Energy-Scaled Zero-Noise Extrapolation for Gottesman-Kitaev-Preskill Code
Gui-Zhong Luo, Matthew Otten
TL;DR
This work tackles the finite-energy limitation of Gottesman-Kitaev-Preskill (GKP) codes in bosonic qubits by introducing Energy-Scaled Zero-Noise Extrapolation (ES-ZNE), which uses the mean photon number $\bar{n}$ as a tunable noise knob and extrapolates measurements to the infinite-energy limit using a power-law model. Through numerical simulations of a GKP qubit under a pure-loss channel with Petz recovery, ES-ZNE mitigates finite-energy errors and reveals the intrinsic performance of the ideal GKP code, including a threshold at $x_{\text{crit}} \approx 0.4055$ beyond which correction deteriorates. The approach is extended to two qubits with independent noise, showing reliable extrapolations for entangled and random states and quantifying computational gains via energy-cutoff requirements. ES-ZNE offers a practical, software-based route to enhance near-term bosonic quantum processors by trading sampling overhead for reduced physical resource needs like high squeezing. Overall, the method isolates finite-energy artifacts from fundamental code performance and aligns with theoretical capacity bounds for pure-loss channels.
Abstract
The performance of Gottesman-Kitaev-Preskill (GKP) codes, an approach to hardware-efficient quantum error correction, is limited by the finite squeezing capabilities of current experimental platforms. To circumvent this hardware demand, we introduce Energy-Scaled Zero-Noise Extrapolation (ES-ZNE), a quantum error mitigation protocol that uses the mean photon number of the GKP code as a tunable effective noise parameter. The protocol measures logical observables at a series of accessible finite energies and extrapolates the results to the ideal, infinite-energy limit using an ansatz based on the code's asymptotic error scaling.

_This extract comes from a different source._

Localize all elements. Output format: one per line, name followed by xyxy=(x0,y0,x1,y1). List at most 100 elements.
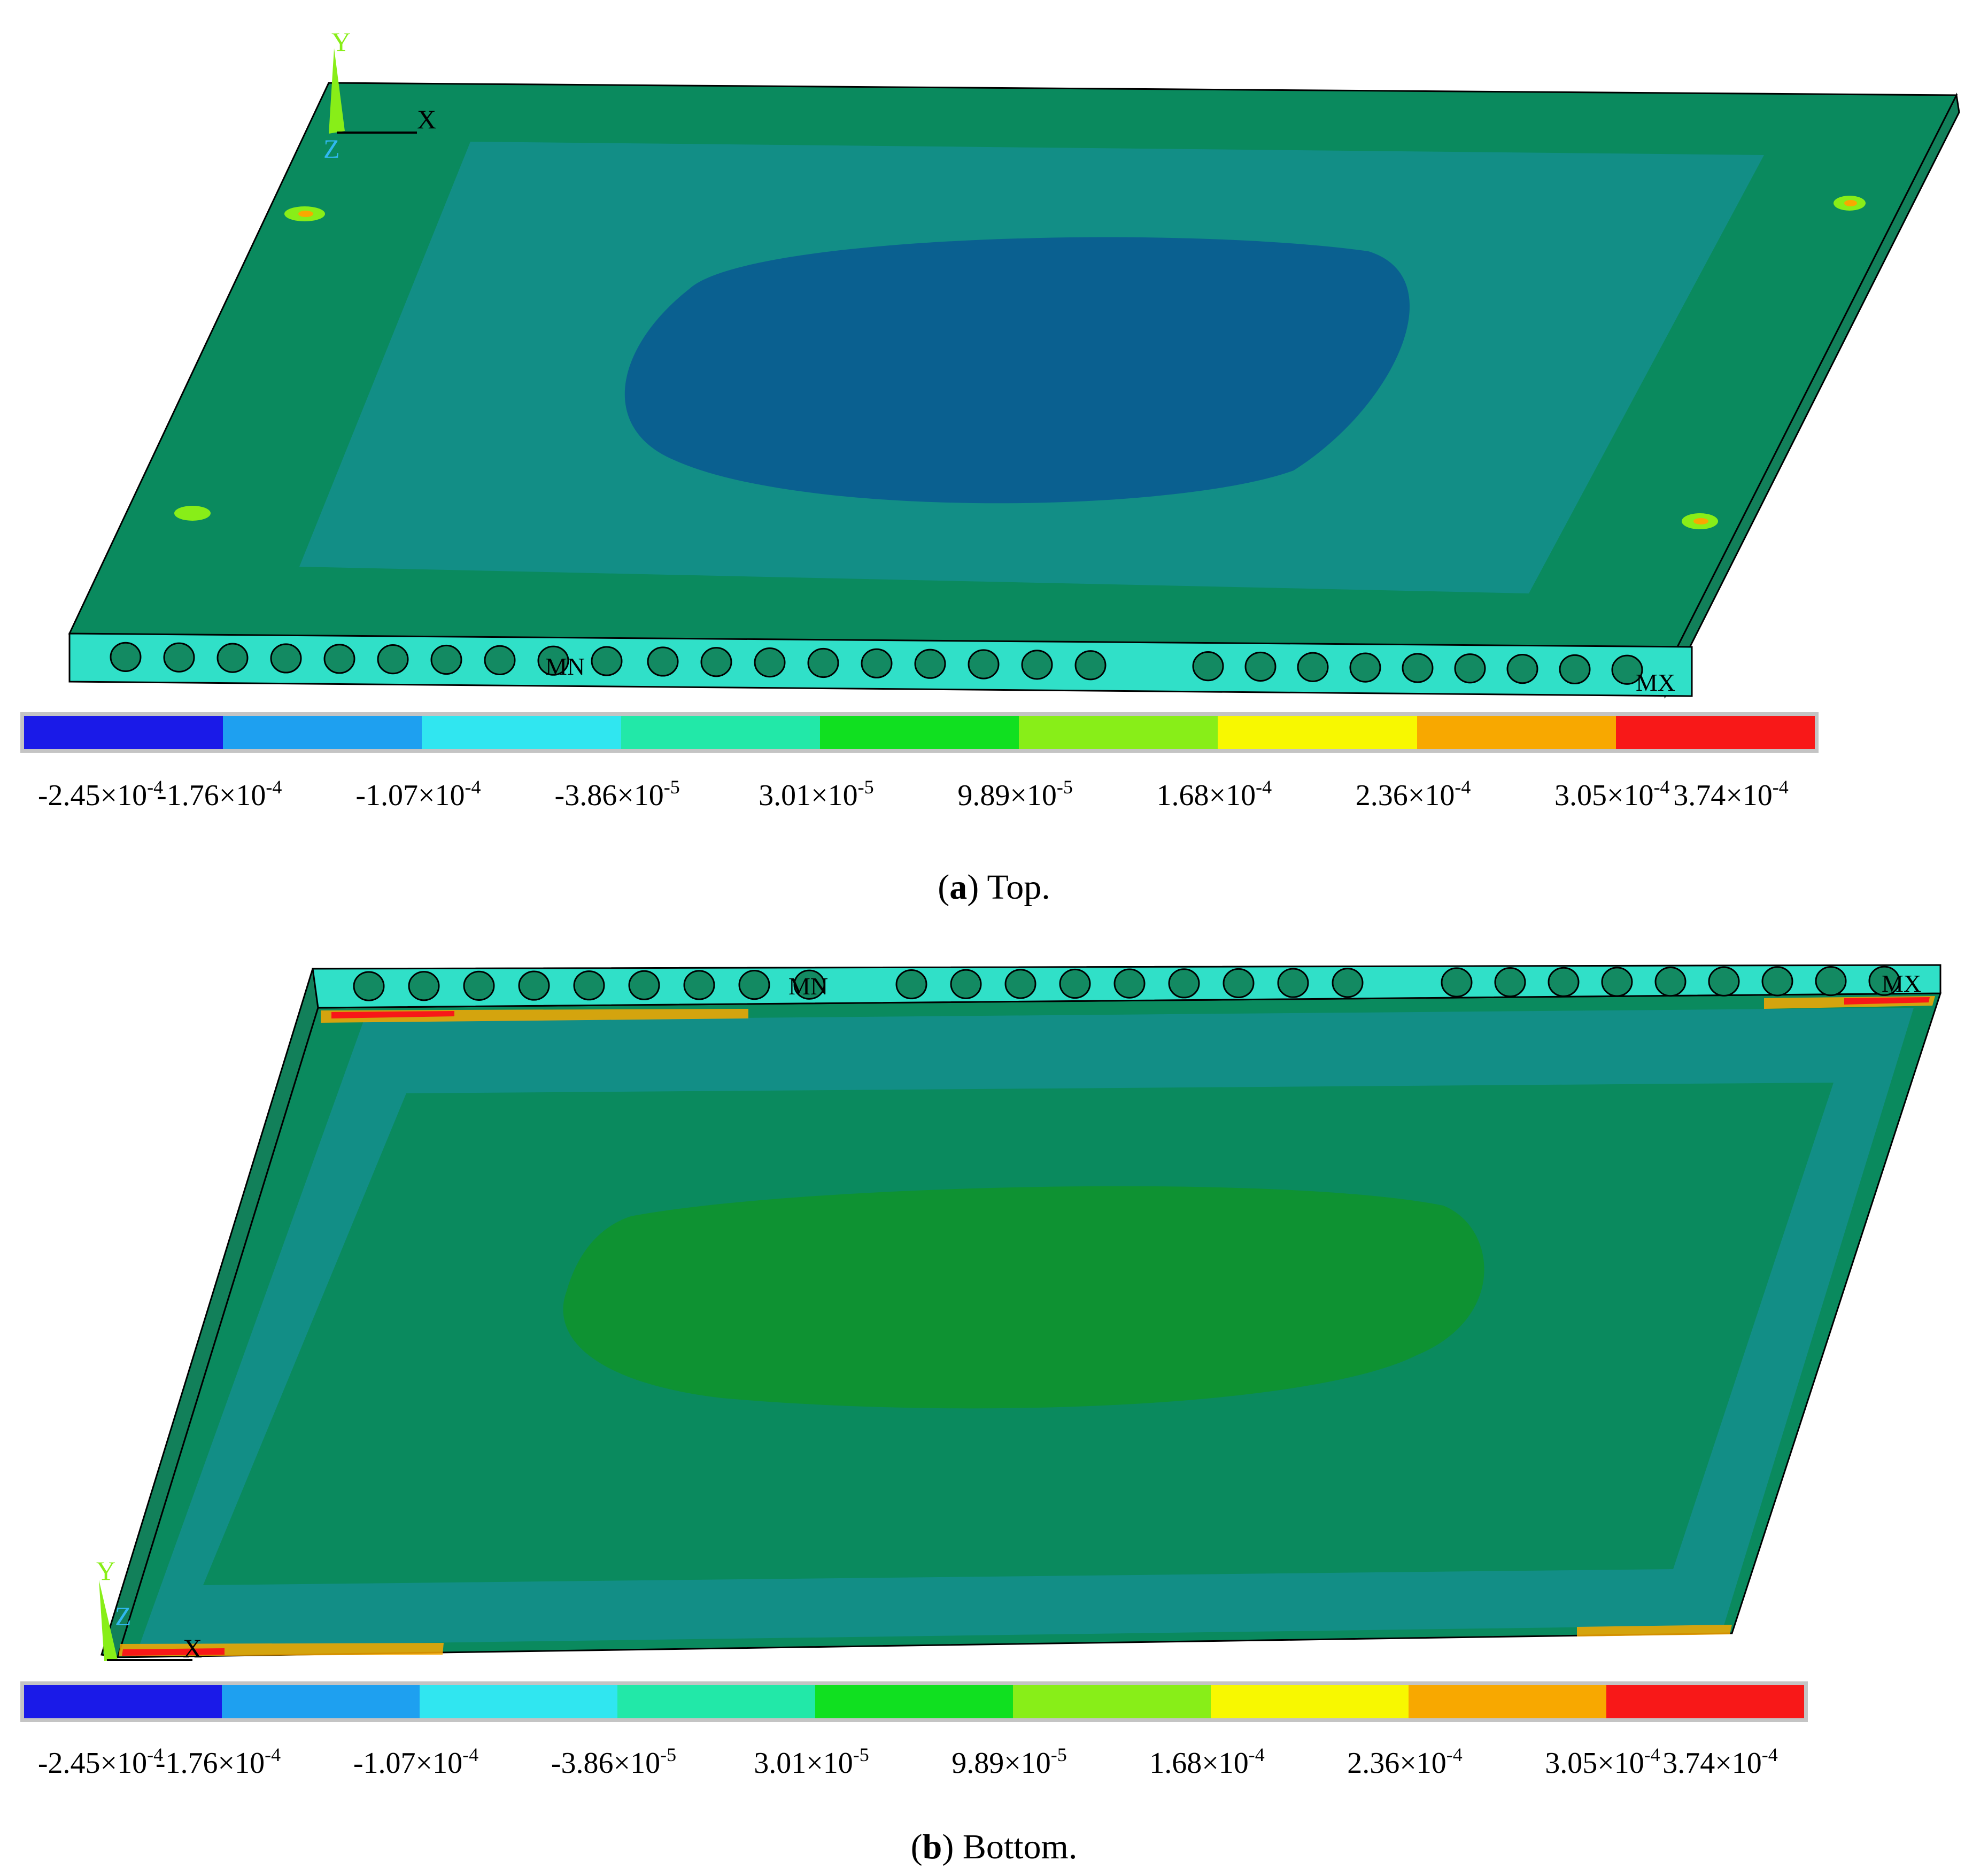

Through simulating a GKP qubit under a pure-loss channel, we demonstrate that ES-ZNE successfully mitigates finite-energy errors, recovering the ideal expectation values (within numerical uncertainty) in the shallow-noise regime. Furthermore, by computationally removing artifacts arising from the finite-energy encoding, our method characterizes the intrinsic performance of the ideal GKP code, revealing a sharp error threshold beyond which the code's corrective power diminishes. These results establish ES-ZNE as a practical, software-based strategy for enhancing the performance of near-term bosonic quantum processors, trading sampling overhead for demanding physical resources like high squeezing.